Oltre al record delle 160 classi la settimana del 20 aprile, il primato era stato quello di 119 classi finite in quarantena tra 21 e 28 febbraio, poco prima del ripristino della didattica a distanza. Scendono i numeri dei contagi: sono 116 quelli della settimana del 27 aprile, contro i 135 positivi del mondo-scuola bergamasco nella settimana precedente e contro i 94 del 13-19 aprile.
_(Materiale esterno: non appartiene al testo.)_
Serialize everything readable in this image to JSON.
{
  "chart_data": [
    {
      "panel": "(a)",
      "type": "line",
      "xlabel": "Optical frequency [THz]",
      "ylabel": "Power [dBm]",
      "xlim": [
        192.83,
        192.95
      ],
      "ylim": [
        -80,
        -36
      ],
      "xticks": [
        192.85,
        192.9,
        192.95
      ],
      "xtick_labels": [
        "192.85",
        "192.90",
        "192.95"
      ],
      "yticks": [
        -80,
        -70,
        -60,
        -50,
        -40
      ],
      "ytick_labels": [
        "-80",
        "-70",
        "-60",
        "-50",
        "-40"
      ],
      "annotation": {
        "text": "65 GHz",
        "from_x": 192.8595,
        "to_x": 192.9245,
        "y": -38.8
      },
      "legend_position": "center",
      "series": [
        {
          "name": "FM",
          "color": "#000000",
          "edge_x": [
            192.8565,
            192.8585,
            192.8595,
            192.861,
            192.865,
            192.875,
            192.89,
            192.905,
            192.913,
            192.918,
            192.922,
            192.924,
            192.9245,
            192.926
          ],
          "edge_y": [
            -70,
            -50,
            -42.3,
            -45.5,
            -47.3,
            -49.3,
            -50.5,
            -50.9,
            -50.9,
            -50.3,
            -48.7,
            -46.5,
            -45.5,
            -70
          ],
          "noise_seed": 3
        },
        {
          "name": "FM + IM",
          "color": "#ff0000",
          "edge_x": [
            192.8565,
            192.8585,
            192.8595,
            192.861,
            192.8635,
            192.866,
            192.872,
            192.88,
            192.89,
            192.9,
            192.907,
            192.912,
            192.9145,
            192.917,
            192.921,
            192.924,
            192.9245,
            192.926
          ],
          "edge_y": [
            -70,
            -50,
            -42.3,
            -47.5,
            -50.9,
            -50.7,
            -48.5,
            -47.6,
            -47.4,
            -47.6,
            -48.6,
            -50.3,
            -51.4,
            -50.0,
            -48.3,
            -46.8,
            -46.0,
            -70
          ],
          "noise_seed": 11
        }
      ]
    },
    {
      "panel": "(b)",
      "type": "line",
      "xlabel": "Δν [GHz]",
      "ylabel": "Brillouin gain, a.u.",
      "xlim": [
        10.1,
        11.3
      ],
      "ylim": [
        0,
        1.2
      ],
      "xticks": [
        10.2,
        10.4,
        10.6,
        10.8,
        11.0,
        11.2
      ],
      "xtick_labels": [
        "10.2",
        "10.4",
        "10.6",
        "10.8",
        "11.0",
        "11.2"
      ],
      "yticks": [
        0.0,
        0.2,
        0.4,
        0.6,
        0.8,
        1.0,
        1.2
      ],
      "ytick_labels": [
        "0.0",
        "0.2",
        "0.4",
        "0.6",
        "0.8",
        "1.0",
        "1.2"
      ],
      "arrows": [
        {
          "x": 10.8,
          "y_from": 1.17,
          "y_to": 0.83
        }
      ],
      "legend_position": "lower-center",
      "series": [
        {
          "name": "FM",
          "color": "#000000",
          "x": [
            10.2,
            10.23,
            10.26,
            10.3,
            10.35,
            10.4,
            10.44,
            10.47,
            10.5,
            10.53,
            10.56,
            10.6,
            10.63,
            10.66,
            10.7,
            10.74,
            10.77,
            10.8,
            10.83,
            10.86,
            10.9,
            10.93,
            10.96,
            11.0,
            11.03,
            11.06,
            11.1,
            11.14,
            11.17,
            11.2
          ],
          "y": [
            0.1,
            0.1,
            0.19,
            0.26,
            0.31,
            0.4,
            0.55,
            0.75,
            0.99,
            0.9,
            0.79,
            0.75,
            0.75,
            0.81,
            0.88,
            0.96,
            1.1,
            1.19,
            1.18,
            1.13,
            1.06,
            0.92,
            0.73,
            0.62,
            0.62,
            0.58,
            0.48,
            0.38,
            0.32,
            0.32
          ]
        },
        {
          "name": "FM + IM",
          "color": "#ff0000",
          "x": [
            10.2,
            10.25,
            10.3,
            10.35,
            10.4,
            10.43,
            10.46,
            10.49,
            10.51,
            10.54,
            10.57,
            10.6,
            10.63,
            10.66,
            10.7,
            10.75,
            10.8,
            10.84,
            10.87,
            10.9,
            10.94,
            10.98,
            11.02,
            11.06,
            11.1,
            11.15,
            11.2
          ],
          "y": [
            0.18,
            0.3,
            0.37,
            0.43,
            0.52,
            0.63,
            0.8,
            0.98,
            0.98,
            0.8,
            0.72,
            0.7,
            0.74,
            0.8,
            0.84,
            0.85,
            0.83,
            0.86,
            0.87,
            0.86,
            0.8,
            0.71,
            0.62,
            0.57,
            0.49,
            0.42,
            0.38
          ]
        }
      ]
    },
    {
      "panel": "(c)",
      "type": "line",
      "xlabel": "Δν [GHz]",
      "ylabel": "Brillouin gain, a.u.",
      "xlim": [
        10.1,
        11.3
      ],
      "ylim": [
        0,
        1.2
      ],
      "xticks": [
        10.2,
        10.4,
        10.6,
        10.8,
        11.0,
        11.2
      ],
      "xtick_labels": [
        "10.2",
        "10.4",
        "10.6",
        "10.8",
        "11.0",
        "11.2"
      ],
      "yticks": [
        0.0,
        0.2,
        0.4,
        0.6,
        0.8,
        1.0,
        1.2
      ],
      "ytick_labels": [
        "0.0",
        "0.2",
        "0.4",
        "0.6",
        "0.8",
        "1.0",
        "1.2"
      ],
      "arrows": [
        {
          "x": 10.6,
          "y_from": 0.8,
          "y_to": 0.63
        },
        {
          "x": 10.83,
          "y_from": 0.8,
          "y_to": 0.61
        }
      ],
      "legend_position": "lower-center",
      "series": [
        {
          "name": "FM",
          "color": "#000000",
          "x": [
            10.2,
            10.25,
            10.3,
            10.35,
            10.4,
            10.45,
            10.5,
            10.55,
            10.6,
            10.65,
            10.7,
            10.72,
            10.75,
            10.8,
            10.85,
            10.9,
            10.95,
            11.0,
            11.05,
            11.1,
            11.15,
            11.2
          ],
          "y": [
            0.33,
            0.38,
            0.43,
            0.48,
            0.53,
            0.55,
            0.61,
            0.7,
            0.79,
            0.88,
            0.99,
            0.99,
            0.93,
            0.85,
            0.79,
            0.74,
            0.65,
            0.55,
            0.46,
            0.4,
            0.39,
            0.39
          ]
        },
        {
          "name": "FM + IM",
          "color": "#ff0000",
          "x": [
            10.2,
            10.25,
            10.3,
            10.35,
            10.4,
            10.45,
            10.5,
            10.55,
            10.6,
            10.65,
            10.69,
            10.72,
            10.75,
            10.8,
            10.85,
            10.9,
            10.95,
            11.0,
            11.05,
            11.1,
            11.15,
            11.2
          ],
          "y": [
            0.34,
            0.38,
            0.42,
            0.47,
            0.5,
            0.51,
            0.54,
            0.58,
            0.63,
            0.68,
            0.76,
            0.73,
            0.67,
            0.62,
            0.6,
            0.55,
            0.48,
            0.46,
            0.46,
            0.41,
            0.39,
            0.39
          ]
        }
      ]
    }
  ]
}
Ecco i dati aggiornati in questa ultima settimana
Tamponi da inizio anno scolastico al giorno 3 maggio 2021: 54.103
Tamponi settimana 27 aprile - 3 maggio 2021: 1.718
Positivi settimana 27 aprile - 3 maggio 2021: 116
Classi in quarantena settimana 27 aprile - 3 maggio 2021: 150

A proposito di quarantene e contatti: la ripartenza di queste ultime settimane porta con sé anche un cambio nelle modalità della «sorveglianza sanitaria» dedicata alla scuola, secondo le nuove disposizioni regionali che tracciano due scenari, e cioè quando si è in presenza di un contagio da variante e quando invece il virus sequenziato è quello classico. Se il caso di positività è da variante, la ricerca dei contatti stretti si estende in maniera «retrospettiva» sino ai 14 giorni precedenti l’emersione della positività, e i contatti «scolastici» (i compagni di classe) effettuano un periodo di isolamento di 14 giorni a cui segue un tampone (e si rientra a scuola con esito negativo del tampone). Se invece il caso di positività non è legato a una variante, la ricerca retrospettiva dei contatti stretti è limitata alle 48 ore precedenti, mentre i contatti «scolastici» effettuano una quarantena di 14 giorni senza tampone finale (e si rientra a scuola con autocertificazione del genitore che attesti l’assenza di sintomatologia). Al fine di facilitare l’individuazione dei casi di varianti, ha annunciato la Regione nei giorni scorsi, sino alla fine dell’anno scolastico tutti i casi positivi di test molecolare effettuati su soggetti minorenni saranno sottoposti a ricerca di variante: chi risulta positivo, indipendentemente o meno dalla presenza della variante, deve rispettare l’isolamento obbligatorio per 10 giorni, a cui segue il primo tampone di verifica; se è negativo, rientra a scuola con attestato di «rientro sicuro» da parte del pediatra o del medico di base.